By extending and deepening our trade routes, we can buy more of what we need at competitive prices. We are also broadening our range of reliable suppliers. That’s what the Trans-Pacific Partnership is all about. We currently import £28 billion of goods from those areas, but by joining the Trans-Pacific Partnership, we can do it on reliable terms.
Translation: we’re betting all the post-Brexit chips on the Trans-Pacific Partnership somehow replacing free trade with our nearest neighbours. The American trade deal, which Truss never mentions in her speech, is being killed off as an idea, slowly and quietly. Don’t worry though – Asian trade will save us. Really, it will.

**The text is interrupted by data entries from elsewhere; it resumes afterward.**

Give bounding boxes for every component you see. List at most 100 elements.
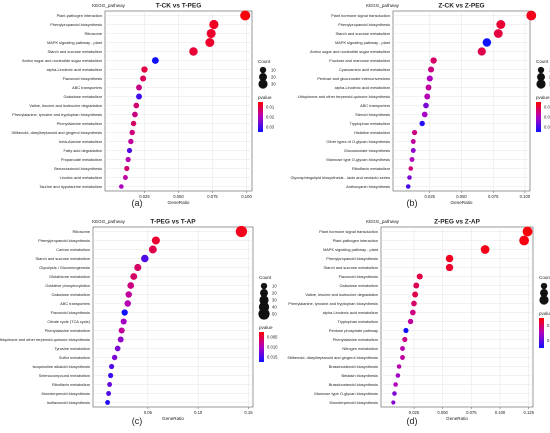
data-point — [421, 111, 428, 118]
data-point — [410, 148, 416, 153]
panel-label: (c) — [132, 416, 143, 426]
x-tick-label: 0.100 — [495, 410, 506, 415]
y-tick-label: Steroid biosynthesis — [355, 112, 390, 117]
data-point — [140, 75, 147, 82]
y-tick-label: Tryptophan metabolism — [337, 319, 378, 324]
panel-label: (a) — [132, 198, 143, 208]
y-tick-label: Citrate cycle (TCA cycle) — [47, 319, 90, 324]
y-tick-label: Starch and sucrose metabolism — [324, 265, 379, 270]
data-point — [407, 318, 414, 325]
x-tick-label: 0.025 — [425, 194, 436, 199]
panel-d: KEGG_pathway Z-PEG vs Z-AP 0.025 0.050 0.075… — [287, 219, 550, 422]
x-axis-label: GeneRatio — [162, 416, 184, 421]
y-tick-label: Glycolysis / Gluconeogenesis — [39, 265, 90, 270]
count-legend-dot — [536, 79, 546, 89]
count-legend-dot — [537, 73, 545, 81]
data-point — [412, 291, 419, 298]
pvalue-legend-label: 0.02 — [544, 115, 550, 120]
y-tick-label: Oxidative phosphorylation — [45, 283, 90, 288]
pvalue-legend-label: 0.010 — [267, 345, 278, 350]
data-point — [405, 184, 411, 189]
data-point — [413, 282, 420, 289]
y-tick-label: Pentose phosphate pathway — [329, 328, 378, 333]
data-point — [108, 372, 114, 379]
y-tick-label: Isoquinoline alkaloid biosynthesis — [32, 364, 90, 369]
data-point — [117, 336, 124, 343]
data-point — [107, 382, 113, 387]
data-point — [141, 254, 149, 263]
x-tick-label: 0.100 — [241, 194, 252, 199]
y-tick-label: alpha-Linolenic acid metabolism — [47, 67, 102, 72]
y-tick-label: Selenocompound metabolism — [39, 373, 90, 378]
y-tick-label: Galactose metabolism — [340, 283, 379, 288]
data-point — [424, 93, 431, 100]
y-tick-label: Phenylalanine, tyrosine and tryptophan b… — [12, 112, 102, 117]
y-tick-label: Isoflavonoid biosynthesis — [47, 400, 90, 405]
y-tick-label: Tryptophan metabolism — [349, 121, 390, 126]
x-tick-label: 0.10 — [194, 410, 203, 415]
panel-title: Z-PEG vs Z-AP — [434, 219, 481, 226]
y-tick-label: Phenylalanine, tyrosine and tryptophan b… — [288, 301, 378, 306]
y-tick-label: Stilbenoid, diarylheptanoid and gingerol… — [11, 130, 102, 135]
data-point — [410, 139, 416, 144]
pvalue-legend-label: 0.02 — [266, 115, 275, 120]
y-tick-label: Benzoxazinoid biosynthesis — [54, 166, 102, 171]
data-point — [402, 336, 408, 343]
x-tick-label: 0.075 — [207, 194, 218, 199]
data-point — [496, 20, 506, 29]
y-tick-label: Valine, leucine and isoleucine degradati… — [29, 103, 102, 108]
y-tick-label: Sulfur metabolism — [59, 355, 90, 360]
x-tick-label: 0.025 — [409, 410, 420, 415]
data-point — [482, 38, 492, 47]
y-tick-label: ABC transporters — [60, 301, 90, 306]
y-tick-label: Valine, leucine and isoleucine degradati… — [305, 292, 378, 297]
data-point — [189, 47, 198, 56]
count-legend-dot — [258, 308, 270, 320]
data-point — [426, 75, 433, 82]
data-point — [134, 263, 142, 272]
data-point — [391, 400, 396, 405]
y-tick-label: Brassinosteroid biosynthesis — [329, 364, 378, 369]
count-legend-label: 20 — [271, 75, 276, 80]
data-point — [445, 263, 454, 272]
y-tick-label: ABC transporters — [360, 103, 390, 108]
y-tick-label: MAPK signaling pathway - plant — [47, 40, 103, 45]
y-tick-label: alpha-Linolenic acid metabolism — [335, 85, 390, 90]
pvalue-legend-title: pvalue — [536, 95, 550, 100]
y-tick-label: Glucosinolate biosynthesis — [344, 148, 390, 153]
x-tick-label: 0.100 — [520, 194, 531, 199]
data-point — [411, 300, 417, 307]
y-tick-label: Linoleic acid metabolism — [60, 175, 102, 180]
y-tick-label: Ubiquinone and other terpenoid-quinone b… — [0, 337, 90, 342]
pvalue-legend-label: 0.02 — [547, 323, 550, 328]
data-point — [526, 10, 537, 21]
data-point — [206, 28, 216, 39]
y-tick-label: Flavonoid biosynthesis — [63, 76, 102, 81]
data-point — [400, 346, 405, 351]
data-point — [136, 93, 142, 100]
y-tick-label: Cyanoamino acid metabolism — [339, 67, 390, 72]
data-point — [129, 129, 135, 136]
y-tick-label: Galactose metabolism — [52, 292, 91, 297]
y-tick-label: Plant-pathogen interaction — [57, 13, 102, 18]
data-point — [124, 300, 131, 307]
count-legend-dot — [539, 295, 549, 305]
data-point — [209, 19, 219, 30]
data-point — [109, 363, 115, 370]
y-tick-label: Betalain biosynthesis — [341, 373, 378, 378]
x-tick-label: 0.075 — [488, 194, 499, 199]
x-tick-label: 0.05 — [144, 410, 153, 415]
panel-title: Z-CK vs Z-PEG — [438, 3, 484, 10]
data-point — [480, 245, 490, 254]
y-tick-label: Nitrogen metabolism — [342, 346, 378, 351]
pvalue-legend-label: 0.015 — [267, 355, 278, 360]
data-point — [130, 273, 138, 280]
kegg-label: KEGG_pathway — [92, 219, 126, 224]
panel-title: T-CK vs T-PEG — [156, 3, 202, 10]
panel-a: KEGG_pathway T-CK vs T-PEG 0.025 0.050 0.075… — [11, 3, 276, 206]
data-point — [136, 84, 142, 91]
y-tick-label: Fatty acid degradation — [64, 148, 103, 153]
y-tick-label: Tyrosine metabolism — [54, 346, 90, 351]
panel-label: (b) — [407, 198, 418, 208]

The rest of the speech mostly backs up “ideas” I’ve already highlighted. There is a lot of guff about ‘digital trade’ without any real detail. So, I’ll just close with this:
I want Britain to become a nation of exporters again, and it’s not insurmountable, we did export £600 billion in goods and services last year. But only one in ten British businesses export. In Germany and Denmark, twice as many businesses export per capita, and businesses in Slovenia are three times as likely to export their goods.
Jeez, Liz, I wonder why Germany, Slovenia and Denmark have so many export led businesses. Maybe there is a common thing that ties them all together? Perhaps your department should look into that.